Associated Considerations

  1. What behavioral influences ought to be considered for chronic management after brain injury? They may include sleep, diet, and exercise. Each of these is known to influence inflammation and immune system function around the body.
  1. Endocrine interventions may provide for neuroprotection and facilitation of improved metabolic function and reduction of metabolic stress within the brain. This results in healthier cells, less programmed cell death, and perhaps longer functioning of previously uninjured cells, thus preserving neurologic reserve and probably function. So hormone replacement therapy may be beneficial in providing neuroprotection and restitution of metabolic function.

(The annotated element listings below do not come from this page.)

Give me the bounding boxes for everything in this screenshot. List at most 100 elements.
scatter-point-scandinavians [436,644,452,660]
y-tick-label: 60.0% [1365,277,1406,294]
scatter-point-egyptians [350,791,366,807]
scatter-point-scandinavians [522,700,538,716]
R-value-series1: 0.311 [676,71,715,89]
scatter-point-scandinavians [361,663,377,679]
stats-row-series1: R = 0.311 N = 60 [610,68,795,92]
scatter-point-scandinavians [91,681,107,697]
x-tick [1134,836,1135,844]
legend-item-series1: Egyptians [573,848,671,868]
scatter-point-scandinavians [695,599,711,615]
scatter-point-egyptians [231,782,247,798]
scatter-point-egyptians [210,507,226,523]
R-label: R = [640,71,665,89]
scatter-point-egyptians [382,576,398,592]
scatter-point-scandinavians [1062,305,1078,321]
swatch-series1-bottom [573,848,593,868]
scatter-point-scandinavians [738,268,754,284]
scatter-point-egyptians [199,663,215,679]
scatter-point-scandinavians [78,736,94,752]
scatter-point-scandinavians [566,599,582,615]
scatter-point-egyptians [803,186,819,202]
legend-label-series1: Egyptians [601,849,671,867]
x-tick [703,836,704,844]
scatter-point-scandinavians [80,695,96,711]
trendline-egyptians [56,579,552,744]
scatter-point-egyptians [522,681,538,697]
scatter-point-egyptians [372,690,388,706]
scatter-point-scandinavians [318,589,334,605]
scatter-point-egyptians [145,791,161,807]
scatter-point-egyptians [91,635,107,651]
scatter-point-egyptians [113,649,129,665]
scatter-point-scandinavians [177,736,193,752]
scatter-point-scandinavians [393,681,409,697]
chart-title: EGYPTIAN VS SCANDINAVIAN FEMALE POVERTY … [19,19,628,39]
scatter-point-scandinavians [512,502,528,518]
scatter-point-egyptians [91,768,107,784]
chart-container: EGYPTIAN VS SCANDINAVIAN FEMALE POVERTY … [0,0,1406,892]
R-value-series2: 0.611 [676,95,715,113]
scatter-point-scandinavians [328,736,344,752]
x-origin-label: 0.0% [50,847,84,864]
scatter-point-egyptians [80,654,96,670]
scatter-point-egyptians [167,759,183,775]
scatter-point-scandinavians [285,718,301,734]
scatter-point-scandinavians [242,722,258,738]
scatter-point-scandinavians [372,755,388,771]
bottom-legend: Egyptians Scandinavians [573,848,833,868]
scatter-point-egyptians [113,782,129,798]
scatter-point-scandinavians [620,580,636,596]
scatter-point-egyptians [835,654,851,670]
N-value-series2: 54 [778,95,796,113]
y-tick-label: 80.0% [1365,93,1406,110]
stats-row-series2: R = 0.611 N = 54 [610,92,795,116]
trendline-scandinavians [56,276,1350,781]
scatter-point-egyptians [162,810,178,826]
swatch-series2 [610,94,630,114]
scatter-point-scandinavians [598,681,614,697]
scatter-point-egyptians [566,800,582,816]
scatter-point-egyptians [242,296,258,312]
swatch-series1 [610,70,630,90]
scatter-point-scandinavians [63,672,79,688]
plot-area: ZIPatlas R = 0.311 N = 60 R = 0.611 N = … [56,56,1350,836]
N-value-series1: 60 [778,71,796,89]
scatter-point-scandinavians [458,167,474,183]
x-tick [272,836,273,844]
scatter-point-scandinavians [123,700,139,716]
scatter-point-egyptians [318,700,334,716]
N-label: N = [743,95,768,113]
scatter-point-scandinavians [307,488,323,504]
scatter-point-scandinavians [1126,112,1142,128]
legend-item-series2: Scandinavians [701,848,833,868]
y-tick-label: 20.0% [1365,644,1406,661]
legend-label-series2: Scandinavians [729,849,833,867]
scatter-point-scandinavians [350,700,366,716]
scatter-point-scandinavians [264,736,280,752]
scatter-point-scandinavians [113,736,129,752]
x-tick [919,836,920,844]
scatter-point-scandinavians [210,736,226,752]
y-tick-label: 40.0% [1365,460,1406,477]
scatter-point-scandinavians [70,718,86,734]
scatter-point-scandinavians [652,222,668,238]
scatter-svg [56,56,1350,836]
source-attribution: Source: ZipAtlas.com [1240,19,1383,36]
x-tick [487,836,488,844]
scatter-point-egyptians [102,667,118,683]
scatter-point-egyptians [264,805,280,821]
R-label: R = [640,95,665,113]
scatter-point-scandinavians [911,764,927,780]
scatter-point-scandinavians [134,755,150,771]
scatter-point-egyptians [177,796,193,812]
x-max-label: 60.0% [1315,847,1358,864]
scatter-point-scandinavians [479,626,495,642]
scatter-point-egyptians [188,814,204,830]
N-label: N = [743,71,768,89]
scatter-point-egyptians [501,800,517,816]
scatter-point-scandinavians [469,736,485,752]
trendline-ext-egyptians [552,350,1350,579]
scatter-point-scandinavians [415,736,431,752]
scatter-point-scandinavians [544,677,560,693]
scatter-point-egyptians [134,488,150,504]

  1. Additionally, endocrine therapies that seek to accelerate recovery by pursuit of high normal ranges in replacement therapies or supraphysiologic levels for a treatment period, should perhaps be explored.
  1. Interventions may be useful that actively address neuroinflammation pharmacologically. Given the complexity of neuroinflammatory processes and their consequences, it seems probable that a multifaceted approach will be necessary to fully facilitate an interruption of what can be self-perpetuating inflammatory processes within the brain or prevent recurrent reactivation of primed inflammatory processes.

So, we must consider whether an approach that addresses behaviorally accessible avenues such as diet, sleep, and exercise combined synergistically with endocrine, immune dietary and exercise interventions to quiet inflammatory processes in a previously injured brain has utility in accelerating recovery, furthering recovery, providing neuroprotection for residual, as of yet, uninjured cells, and/or preventing neurodegenerative processes to be accelerated over those of normal aging.